北の村を作るという話を親方に持ち掛けた際、ケイコの話がいまいち分からないから一度現場を見てみたいという事になり向かった。

その際にケビンの提案で遠征の訓練もかねて騎士見習い数名とケビンが護衛について行った。

女神様とオリビア王女はと言うと面白そうだから、と付いて行ったのである。

それとパルミールが女神様だという事はベックを始め他の者には内緒にしていて、ケイコの友人として紹介している。



お茶を飲んで一息ついた後、ベックが手紙の束を机に置いてきた。


「ベック、これは?」


突然出された手紙の束に目を点にして聞く。

貴族派閥の勧誘、それから貴族や中小の商会からお茶会やパーティーの招待状らしい。


「いきなりこんなにどうして?」

「それはリゲル様が子爵位になられたからでは。とはいえ一番は王族とつながりがあるというのが要因かと」


ベックの返答を聞いて俺は手紙の差出人を見ていく。

アントン国王支持の派閥とヘントン王子支持派閥がほとんどだった。

流石にこんな子爵なり立ての下級貴族相手に上級貴族の侯爵や伯爵といった人が出てくるわけもなく、子爵や男爵といった下級貴族がほとんどである。

二人の王女が懇意にして第一王位継承権を持つ王子とまでつながりがあるとなればそりゃこうなるか、と思いながらも先代である父親の時は弱小で貧乏貴族だったことや、そういったつながりを避けていたこともあり、派閥だ、お茶会だ、といった話は聞いたことすらなかったので、どう返信すればいいのやらと考えて頭を抱えることになった。


貴族として派閥がいくつかある事は知っていたし、代表的な派閥の事は知っていた。

だがそれは貧乏で弱小な貴族のうちには関係のないことだと思っていたところにこれである。

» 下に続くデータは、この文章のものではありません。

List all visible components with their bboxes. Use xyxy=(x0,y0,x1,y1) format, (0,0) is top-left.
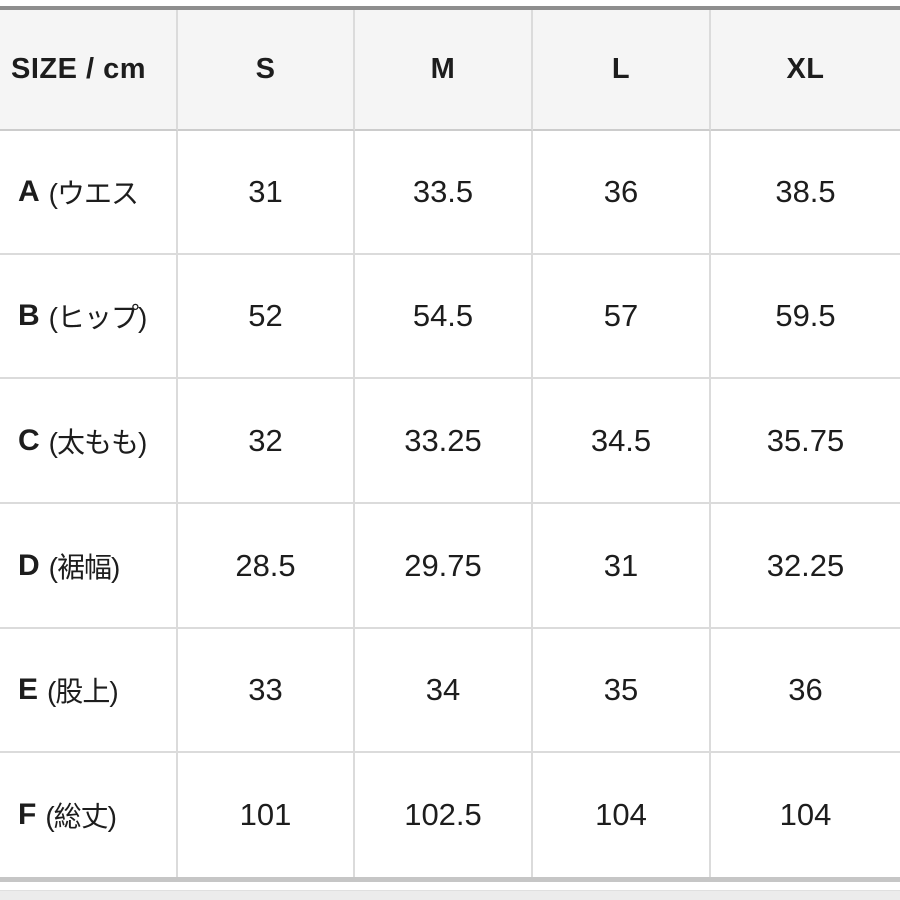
next-section-strip xyxy=(0,890,900,900)
cell-c-l: 34.5 xyxy=(533,379,711,504)
cell-d-s: 28.5 xyxy=(178,504,355,629)
cell-d-l: 31 xyxy=(533,504,711,629)
cell-b-l: 57 xyxy=(533,255,711,379)
row-desc: (ヒップ) xyxy=(48,302,148,333)
cell-d-xl: 32.25 xyxy=(711,504,900,629)
cell-b-m: 54.5 xyxy=(355,255,533,379)
size-unit-header: SIZE / cm xyxy=(0,10,178,131)
cell-a-xl: 38.5 xyxy=(711,131,900,255)
size-col-header-s: S xyxy=(178,10,355,131)
cell-e-m: 34 xyxy=(355,629,533,753)
table-bottom-border xyxy=(0,877,900,882)
row-label-e-rise: E (股上) xyxy=(0,629,178,753)
row-label-c-thigh: C (太もも) xyxy=(0,379,178,504)
cell-f-s: 101 xyxy=(178,753,355,877)
size-col-header-m: M xyxy=(355,10,533,131)
row-desc: (股上) xyxy=(47,676,119,707)
row-letter: C xyxy=(18,423,40,457)
cell-a-l: 36 xyxy=(533,131,711,255)
cell-f-l: 104 xyxy=(533,753,711,877)
row-desc: (ウエス xyxy=(48,178,139,209)
cell-c-m: 33.25 xyxy=(355,379,533,504)
row-desc: (太もも) xyxy=(48,426,148,458)
row-label-f-length: F (総丈) xyxy=(0,753,178,877)
cell-d-m: 29.75 xyxy=(355,504,533,629)
bottom-gap xyxy=(0,882,900,890)
cell-f-xl: 104 xyxy=(711,753,900,877)
row-letter: A xyxy=(18,175,40,208)
cell-b-s: 52 xyxy=(178,255,355,379)
cell-c-xl: 35.75 xyxy=(711,379,900,504)
table-top-border xyxy=(0,6,900,10)
cell-a-m: 33.5 xyxy=(355,131,533,255)
row-letter: D xyxy=(18,548,40,582)
row-label-a-waist: A (ウエス xyxy=(0,131,178,255)
row-desc: (裾幅) xyxy=(48,551,121,583)
row-letter: B xyxy=(18,299,40,332)
cell-f-m: 102.5 xyxy=(355,753,533,877)
size-col-header-xl: XL xyxy=(711,10,900,131)
top-gap xyxy=(0,0,900,6)
cell-e-l: 35 xyxy=(533,629,711,753)
cell-a-s: 31 xyxy=(178,131,355,255)
size-chart-table: SIZE / cm S M L XL A (ウエス 31 33.5 36 38.… xyxy=(0,10,900,877)
row-label-b-hip: B (ヒップ) xyxy=(0,255,178,379)
cell-c-s: 32 xyxy=(178,379,355,504)
row-letter: E xyxy=(18,673,39,706)
cell-e-s: 33 xyxy=(178,629,355,753)
cell-b-xl: 59.5 xyxy=(711,255,900,379)
row-letter: F xyxy=(18,798,37,831)
size-col-header-l: L xyxy=(533,10,711,131)
row-label-d-hem: D (裾幅) xyxy=(0,504,178,629)
cell-e-xl: 36 xyxy=(711,629,900,753)
row-desc: (総丈) xyxy=(45,801,117,832)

どうしたものかと悩んでいるとベックがまじめな顔で話し始めた。

問題を起こして処罰されたイージ子爵だが、実は第二王子派閥の者と懇意にしていたらしい。

最悪その者から何か報復的な事があるのではと心配していた。

その際に派閥の者と懇意にしていれば手が出せなくなるのでは?という事らしい。

今現在そのような事が起こっても居ないし、そんな兆候もないので杞憂だと返したが、何かあってからでは遅いと心配しているようだった。

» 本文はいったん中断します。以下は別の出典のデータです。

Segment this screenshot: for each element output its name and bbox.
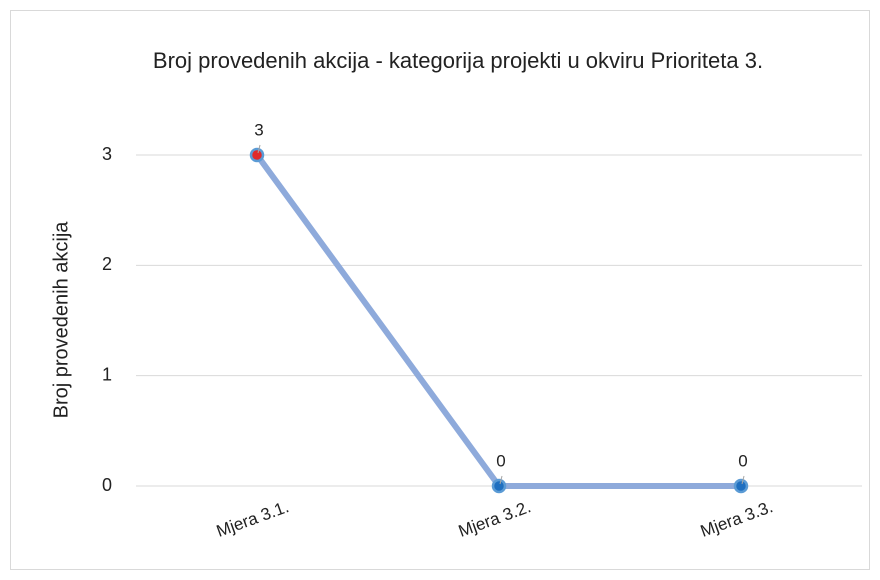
y-tick-label: 3 bbox=[102, 144, 112, 164]
data-label: 0 bbox=[738, 451, 747, 470]
chart-title: Broj provedenih akcija - kategorija proj… bbox=[152, 48, 764, 73]
data-label: 0 bbox=[496, 451, 505, 470]
data-point bbox=[491, 478, 507, 494]
data-point bbox=[733, 478, 749, 494]
data-label: 3 bbox=[254, 120, 263, 139]
leader-line bbox=[257, 144, 261, 154]
leader-line bbox=[741, 475, 745, 485]
chart-border bbox=[10, 10, 870, 570]
data-point bbox=[249, 147, 265, 163]
y-axis-label: Broj provedenih akcija bbox=[50, 221, 72, 419]
leader-line bbox=[499, 475, 503, 485]
y-tick-label: 1 bbox=[102, 364, 112, 384]
y-tick-label: 2 bbox=[102, 254, 112, 274]
y-tick-label: 0 bbox=[102, 475, 112, 495]
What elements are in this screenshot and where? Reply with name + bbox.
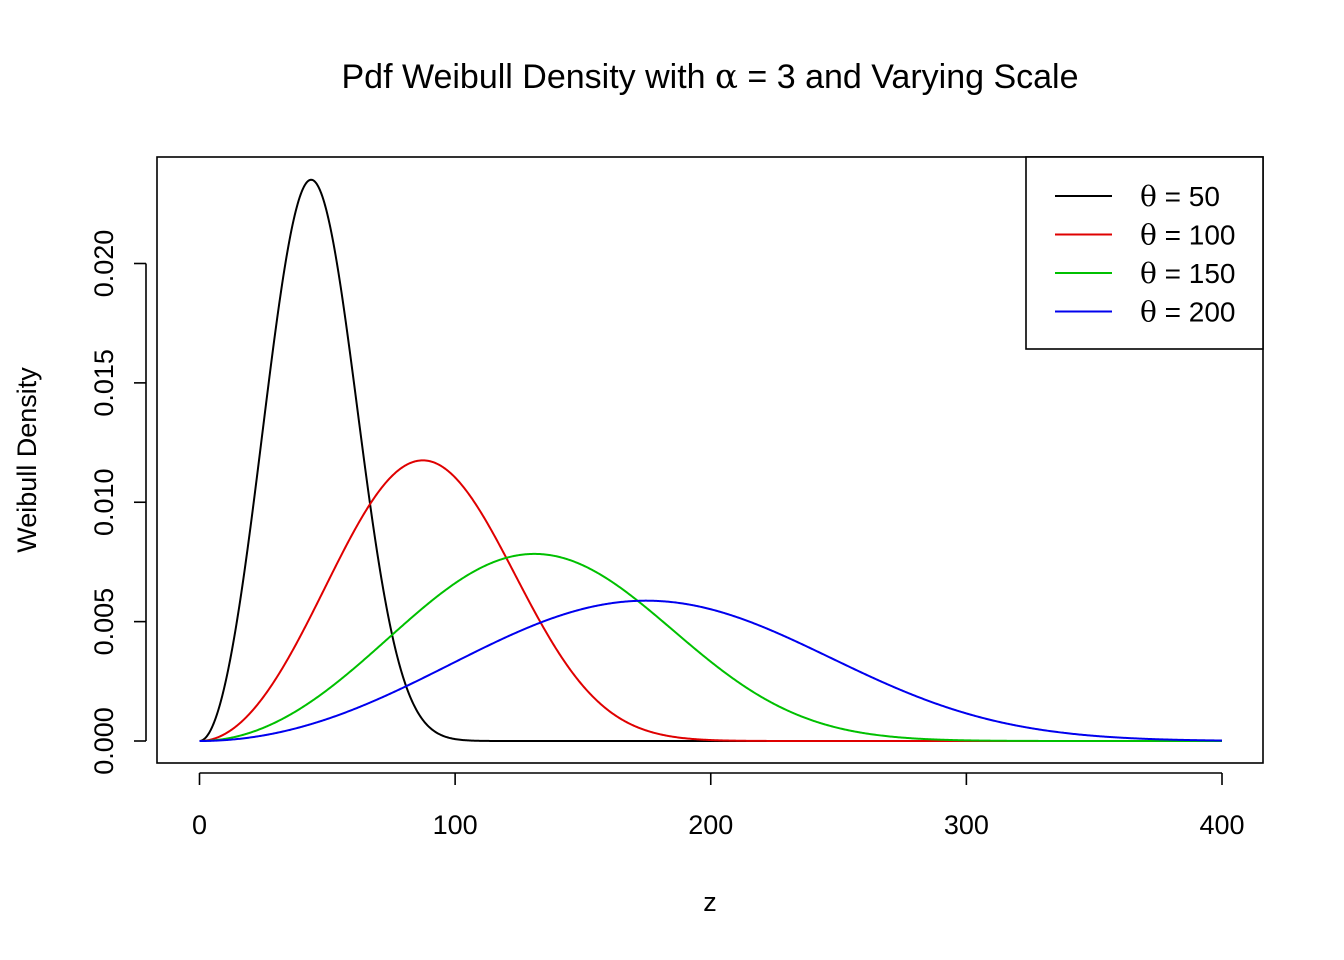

「心配するのは良いが、その者がそういった行動に出ても、結局は被害を被るのはその者や派閥だろう。そんな後先考えない行動するようなバカはいないだろう」


俺の言葉にベックは何か言いたげだったが「そうですね」と返事をしつつ、それは別にしても貴族同士のつながりはあった方がいいのでは?と言ってきた。

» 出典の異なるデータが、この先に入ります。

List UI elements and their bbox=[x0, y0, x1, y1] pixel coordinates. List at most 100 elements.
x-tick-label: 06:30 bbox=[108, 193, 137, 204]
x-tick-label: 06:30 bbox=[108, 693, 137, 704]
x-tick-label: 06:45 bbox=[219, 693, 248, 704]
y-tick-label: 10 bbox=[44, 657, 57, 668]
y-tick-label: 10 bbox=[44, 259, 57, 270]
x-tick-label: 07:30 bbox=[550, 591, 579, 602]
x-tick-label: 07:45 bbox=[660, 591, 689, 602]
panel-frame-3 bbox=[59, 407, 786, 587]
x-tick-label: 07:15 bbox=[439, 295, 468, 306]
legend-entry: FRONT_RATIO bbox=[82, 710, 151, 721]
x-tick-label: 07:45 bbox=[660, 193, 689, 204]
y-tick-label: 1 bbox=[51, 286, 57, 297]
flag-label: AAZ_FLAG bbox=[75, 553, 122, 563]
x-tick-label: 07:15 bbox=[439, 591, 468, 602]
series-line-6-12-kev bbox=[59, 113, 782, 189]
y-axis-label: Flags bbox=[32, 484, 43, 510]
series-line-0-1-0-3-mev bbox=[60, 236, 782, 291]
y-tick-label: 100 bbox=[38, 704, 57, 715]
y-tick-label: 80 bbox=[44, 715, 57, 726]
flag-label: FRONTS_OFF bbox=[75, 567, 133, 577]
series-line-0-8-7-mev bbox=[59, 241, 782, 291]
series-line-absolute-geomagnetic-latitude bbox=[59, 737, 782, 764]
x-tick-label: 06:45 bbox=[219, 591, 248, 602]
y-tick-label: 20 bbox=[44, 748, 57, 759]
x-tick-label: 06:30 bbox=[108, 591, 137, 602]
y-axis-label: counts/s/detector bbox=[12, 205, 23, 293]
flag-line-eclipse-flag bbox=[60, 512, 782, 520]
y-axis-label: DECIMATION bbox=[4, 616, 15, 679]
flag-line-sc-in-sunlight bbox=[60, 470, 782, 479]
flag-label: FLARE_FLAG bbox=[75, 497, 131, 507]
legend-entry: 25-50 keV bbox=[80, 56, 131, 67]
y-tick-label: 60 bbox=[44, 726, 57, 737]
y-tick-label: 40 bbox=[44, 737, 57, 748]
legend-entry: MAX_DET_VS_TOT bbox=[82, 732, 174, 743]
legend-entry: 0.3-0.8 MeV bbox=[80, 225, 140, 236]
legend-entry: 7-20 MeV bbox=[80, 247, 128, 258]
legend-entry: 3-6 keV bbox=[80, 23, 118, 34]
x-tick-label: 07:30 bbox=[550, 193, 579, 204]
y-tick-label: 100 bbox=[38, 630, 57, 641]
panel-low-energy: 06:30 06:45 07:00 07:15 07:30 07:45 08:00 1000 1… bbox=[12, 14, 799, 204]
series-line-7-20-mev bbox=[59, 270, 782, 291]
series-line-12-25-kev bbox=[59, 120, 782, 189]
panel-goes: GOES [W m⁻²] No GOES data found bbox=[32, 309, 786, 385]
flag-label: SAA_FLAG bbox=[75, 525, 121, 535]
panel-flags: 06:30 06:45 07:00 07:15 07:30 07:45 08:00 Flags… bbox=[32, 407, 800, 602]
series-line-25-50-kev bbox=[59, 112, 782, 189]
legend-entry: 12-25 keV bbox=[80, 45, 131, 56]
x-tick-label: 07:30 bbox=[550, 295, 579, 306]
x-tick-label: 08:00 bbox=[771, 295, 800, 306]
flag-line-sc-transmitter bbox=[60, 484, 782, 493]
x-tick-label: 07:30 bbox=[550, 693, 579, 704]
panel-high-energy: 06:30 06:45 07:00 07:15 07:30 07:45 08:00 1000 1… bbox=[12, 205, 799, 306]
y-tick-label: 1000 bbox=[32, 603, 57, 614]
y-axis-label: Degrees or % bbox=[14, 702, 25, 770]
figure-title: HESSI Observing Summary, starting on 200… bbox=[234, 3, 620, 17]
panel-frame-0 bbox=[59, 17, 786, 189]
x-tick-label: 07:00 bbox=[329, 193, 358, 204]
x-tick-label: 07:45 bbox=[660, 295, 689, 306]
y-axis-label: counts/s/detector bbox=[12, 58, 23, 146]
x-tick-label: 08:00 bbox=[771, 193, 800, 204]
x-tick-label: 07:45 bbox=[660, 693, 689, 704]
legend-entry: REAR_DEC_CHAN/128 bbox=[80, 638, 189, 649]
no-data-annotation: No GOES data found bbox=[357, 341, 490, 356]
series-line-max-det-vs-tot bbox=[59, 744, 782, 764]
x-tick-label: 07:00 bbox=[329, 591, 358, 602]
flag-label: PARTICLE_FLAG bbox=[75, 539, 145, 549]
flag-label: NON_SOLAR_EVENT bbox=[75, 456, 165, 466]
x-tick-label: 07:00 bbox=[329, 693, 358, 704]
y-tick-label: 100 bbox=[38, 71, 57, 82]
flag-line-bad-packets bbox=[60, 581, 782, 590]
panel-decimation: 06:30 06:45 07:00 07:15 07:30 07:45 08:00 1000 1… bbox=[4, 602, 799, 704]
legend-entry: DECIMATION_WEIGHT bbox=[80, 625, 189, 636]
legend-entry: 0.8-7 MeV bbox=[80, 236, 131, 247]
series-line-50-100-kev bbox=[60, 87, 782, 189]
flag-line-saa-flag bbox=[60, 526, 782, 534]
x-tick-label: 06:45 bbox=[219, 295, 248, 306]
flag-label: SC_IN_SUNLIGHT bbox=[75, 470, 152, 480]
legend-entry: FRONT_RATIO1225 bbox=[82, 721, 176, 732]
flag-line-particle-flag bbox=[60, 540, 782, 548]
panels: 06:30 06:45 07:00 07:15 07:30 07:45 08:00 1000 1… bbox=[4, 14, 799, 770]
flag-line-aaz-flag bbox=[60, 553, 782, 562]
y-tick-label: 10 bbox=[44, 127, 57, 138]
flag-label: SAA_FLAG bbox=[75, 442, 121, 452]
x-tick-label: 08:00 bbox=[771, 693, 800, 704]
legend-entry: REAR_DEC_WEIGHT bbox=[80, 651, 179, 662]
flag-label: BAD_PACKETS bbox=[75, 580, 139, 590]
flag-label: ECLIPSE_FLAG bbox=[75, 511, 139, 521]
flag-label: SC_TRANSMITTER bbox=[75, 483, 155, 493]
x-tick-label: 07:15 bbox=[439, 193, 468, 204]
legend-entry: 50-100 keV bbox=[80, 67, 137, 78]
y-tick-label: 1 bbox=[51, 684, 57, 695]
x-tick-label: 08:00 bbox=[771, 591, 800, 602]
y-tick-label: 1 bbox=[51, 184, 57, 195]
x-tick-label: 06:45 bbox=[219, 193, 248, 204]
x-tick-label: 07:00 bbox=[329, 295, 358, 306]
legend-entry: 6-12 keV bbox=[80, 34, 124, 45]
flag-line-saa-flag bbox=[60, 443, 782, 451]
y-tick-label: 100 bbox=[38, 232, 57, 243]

確かに繋がりはないよりあった方が良いとは思う、だがこの差出人たちは今まで見向きもしなかった者たちで、子爵になり王族とつながりがあると知ったら手のひら返すようにして来たのである。

なんというかもやもやする気持ちを持った状態で仲良くできるのか?という思いがあり、この事は保留として後に回すこととした。